A madrugada (despertar às 06h30!!!!!) parecia ameaçar o passeio pois havia nevoeiro. Acabou por ser uma sorte, pois pudemos observar o dia a abrir já no Delta do Danúbio, a bordo de uma lancha (que sempre era) rápida, conduzida por um romeno que só falava romeno. Fomos por um emaranhado de braços mesmo até à beirinha de um lago em que não se pode entrar por ser um santuário para os pelicanos. Novo emaranhado de canais até outro lago, rodeadas de árvores meio submersas, num passeio fantástico (ser tão cedo aliviou o calor), em que vimos muitas aves, pescadores e campismo selvagem nas margens, e que durou cerca de 3h30, com uma paragem na mítica Mila 23. Uma manhã inesquecível.

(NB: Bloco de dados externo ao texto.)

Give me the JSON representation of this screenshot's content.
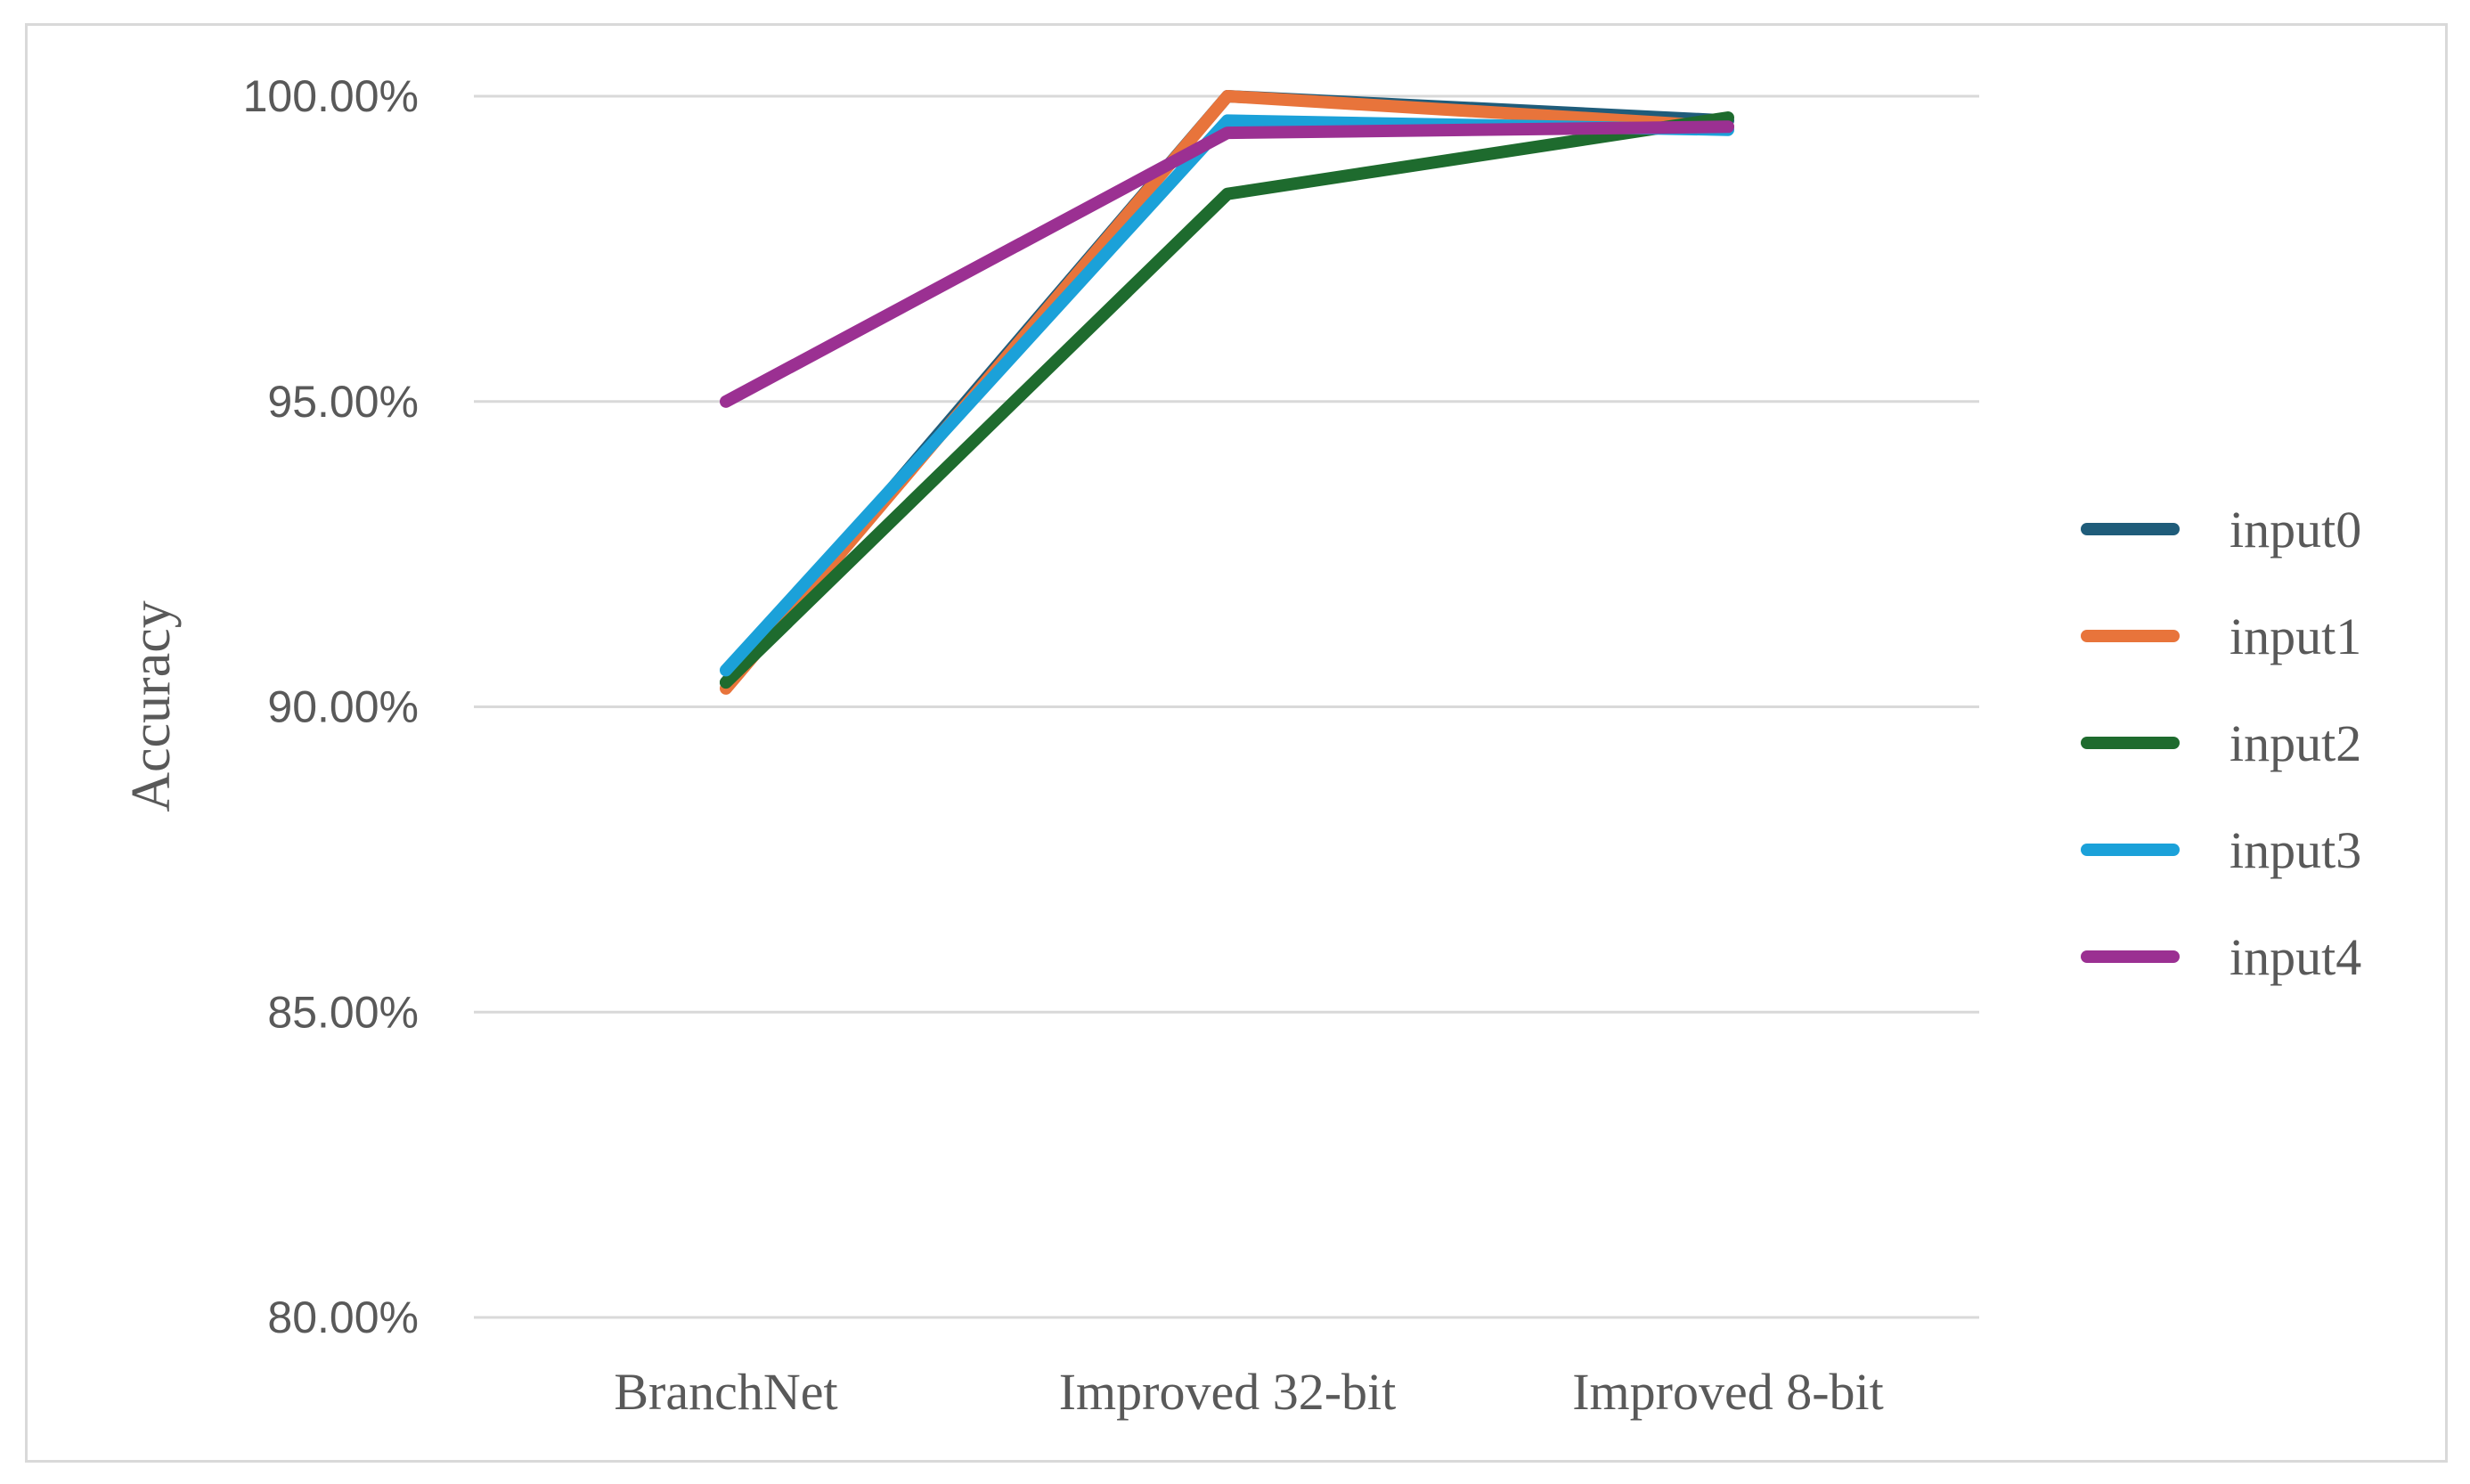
{
  "chart_data": {
    "type": "line",
    "categories": [
      "BranchNet",
      "Improved 32-bit",
      "Improved 8-bit"
    ],
    "ylabel": "Accuracy",
    "xlabel": "",
    "ylim": [
      80,
      100
    ],
    "yticks": [
      "80.00%",
      "85.00%",
      "90.00%",
      "95.00%",
      "100.00%"
    ],
    "ytick_values": [
      80,
      85,
      90,
      95,
      100
    ],
    "grid": "horizontal",
    "legend_position": "right",
    "series": [
      {
        "name": "input0",
        "color": "#1f5c7a",
        "values": [
          90.4,
          100.0,
          99.6
        ]
      },
      {
        "name": "input1",
        "color": "#e8743b",
        "values": [
          90.3,
          100.0,
          99.5
        ]
      },
      {
        "name": "input2",
        "color": "#1e6b2e",
        "values": [
          90.4,
          98.4,
          99.65
        ]
      },
      {
        "name": "input3",
        "color": "#1ba1d9",
        "values": [
          90.6,
          99.6,
          99.45
        ]
      },
      {
        "name": "input4",
        "color": "#9b3092",
        "values": [
          95.0,
          99.4,
          99.5
        ]
      }
    ]
  }
}
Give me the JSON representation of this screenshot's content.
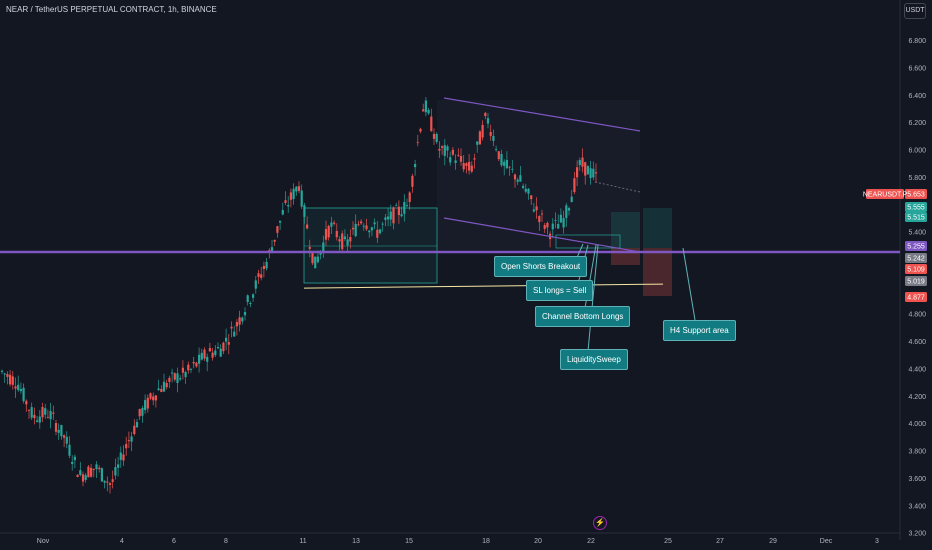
{
  "header": {
    "title": "NEAR / TetherUS PERPETUAL CONTRACT, 1h, BINANCE",
    "currency_button": "USDT"
  },
  "colors": {
    "background": "#131722",
    "up": "#26a69a",
    "down": "#ef5350",
    "purple": "#7e57c2",
    "callout_bg": "#127b82",
    "yellow_line": "#f5e6a3"
  },
  "annotations": {
    "open_shorts": "Open Shorts Breakout",
    "sl_longs": "SL longs = Sell",
    "channel_bottom": "Channel Bottom Longs",
    "liquidity_sweep": "LiquiditySweep",
    "h4_support": "H4 Support area"
  },
  "price_tags": {
    "symbol_label": "NEARUSDT.P",
    "last_price": "5.653",
    "tag_5555": "5.555",
    "tag_5515": "5.515",
    "tag_5255": "5.255",
    "tag_5242": "5.242",
    "tag_5109": "5.109",
    "tag_5019": "5.019",
    "tag_4877": "4.877"
  },
  "chart_data": {
    "type": "candlestick",
    "title": "NEAR / TetherUS PERPETUAL CONTRACT, 1h, BINANCE",
    "y_axis": {
      "ticks": [
        "6.800",
        "6.600",
        "6.400",
        "6.200",
        "6.000",
        "5.800",
        "5.400",
        "4.800",
        "4.600",
        "4.400",
        "4.200",
        "4.000",
        "3.800",
        "3.600",
        "3.400",
        "3.200"
      ],
      "ylim": [
        3.15,
        6.95
      ]
    },
    "x_axis": {
      "ticks": [
        "Nov",
        "4",
        "6",
        "8",
        "11",
        "13",
        "15",
        "18",
        "20",
        "22",
        "25",
        "27",
        "29",
        "Dec",
        "3"
      ]
    },
    "price_path": [
      {
        "x": "Nov 1",
        "y": 4.38
      },
      {
        "x": "Nov 1",
        "y": 4.3
      },
      {
        "x": "Nov 2",
        "y": 4.05
      },
      {
        "x": "Nov 2",
        "y": 4.08
      },
      {
        "x": "Nov 3",
        "y": 3.9
      },
      {
        "x": "Nov 4",
        "y": 3.62
      },
      {
        "x": "Nov 4",
        "y": 3.68
      },
      {
        "x": "Nov 5",
        "y": 3.55
      },
      {
        "x": "Nov 5",
        "y": 3.85
      },
      {
        "x": "Nov 6",
        "y": 4.1
      },
      {
        "x": "Nov 6",
        "y": 4.25
      },
      {
        "x": "Nov 7",
        "y": 4.33
      },
      {
        "x": "Nov 8",
        "y": 4.38
      },
      {
        "x": "Nov 8",
        "y": 4.5
      },
      {
        "x": "Nov 9",
        "y": 4.55
      },
      {
        "x": "Nov 9",
        "y": 4.72
      },
      {
        "x": "Nov 10",
        "y": 4.95
      },
      {
        "x": "Nov 11",
        "y": 5.2
      },
      {
        "x": "Nov 11",
        "y": 5.55
      },
      {
        "x": "Nov 12",
        "y": 5.75
      },
      {
        "x": "Nov 12",
        "y": 5.15
      },
      {
        "x": "Nov 13",
        "y": 5.45
      },
      {
        "x": "Nov 13",
        "y": 5.3
      },
      {
        "x": "Nov 14",
        "y": 5.5
      },
      {
        "x": "Nov 15",
        "y": 5.4
      },
      {
        "x": "Nov 15",
        "y": 5.52
      },
      {
        "x": "Nov 16",
        "y": 5.6
      },
      {
        "x": "Nov 16",
        "y": 6.35
      },
      {
        "x": "Nov 17",
        "y": 6.0
      },
      {
        "x": "Nov 17",
        "y": 5.95
      },
      {
        "x": "Nov 18",
        "y": 5.85
      },
      {
        "x": "Nov 18",
        "y": 6.25
      },
      {
        "x": "Nov 19",
        "y": 5.9
      },
      {
        "x": "Nov 19",
        "y": 5.8
      },
      {
        "x": "Nov 20",
        "y": 5.6
      },
      {
        "x": "Nov 20",
        "y": 5.4
      },
      {
        "x": "Nov 21",
        "y": 5.5
      },
      {
        "x": "Nov 21",
        "y": 5.9
      },
      {
        "x": "Nov 22",
        "y": 5.8
      }
    ],
    "horizontal_levels": [
      {
        "name": "purple support",
        "y": 5.255
      },
      {
        "name": "yellow line",
        "y": 5.02
      }
    ],
    "grid": false,
    "legend": "none"
  }
}
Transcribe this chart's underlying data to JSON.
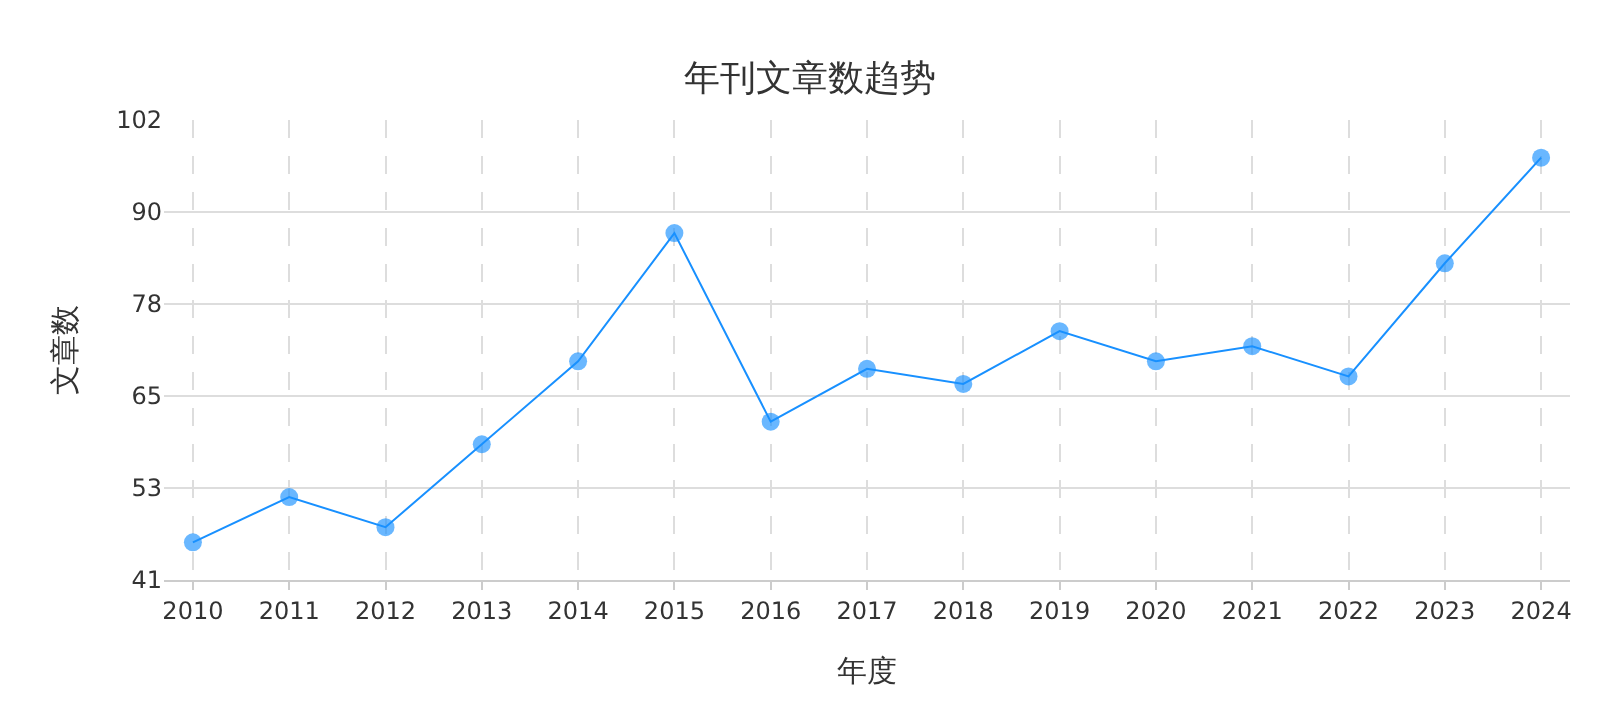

segunda-feira, 16 de agosto de 2010

3 semanas e 6000 km depois...

Dia 22 (III)
16 de Agosto de 2010

Chegámos!


Cerca de 6000 km depois, estamos em Tulcea, a menos de 40 km do Mar Negro. À nossa frente, o Delta do Danúbio, reserva da biosfera, Património da Humanidade, habitat de íbis-preto, pelicanos-brancos e pelicanos frisados, entre as cerca de 3450 espécies animais. Já para não falar das 1700 espécies vegetais.

Amanhã, vamos dar uma volta pelo Delta, a bordo de uma lancha rápida (esperamos!). O calor é sufocante, pelo que marcámos o passeio para as 07h30. Agora vamos à procura da bicheza do Danúbio, mas no prato, em formato de sopa de peixe.

Ciganos que lêem o Corão


Dia 22 (II)
16 de Agosto de 2010

Quase a chegar a Tulcea, pela DN22, há uma terra que se chama Babadag. Aí, encontra-se a mais antiga mesquita do país (1522) e uma comunidade de ciganos... muçulmanos. É um lugar santo para os muçulmanos romenos pois nele está enterrado Saru Saltuk, um turco que aqui se instalou com os seus 12 mil homens, a pedido do imperador bizantino, em 1262.

Estes ciganos, denominados horahane (os que lêem o Corão), vivem num bairro à saída de Babadag e as mulheres vestem vestimentas coloridas (consta, porque as que vimos tinham roupas normais!).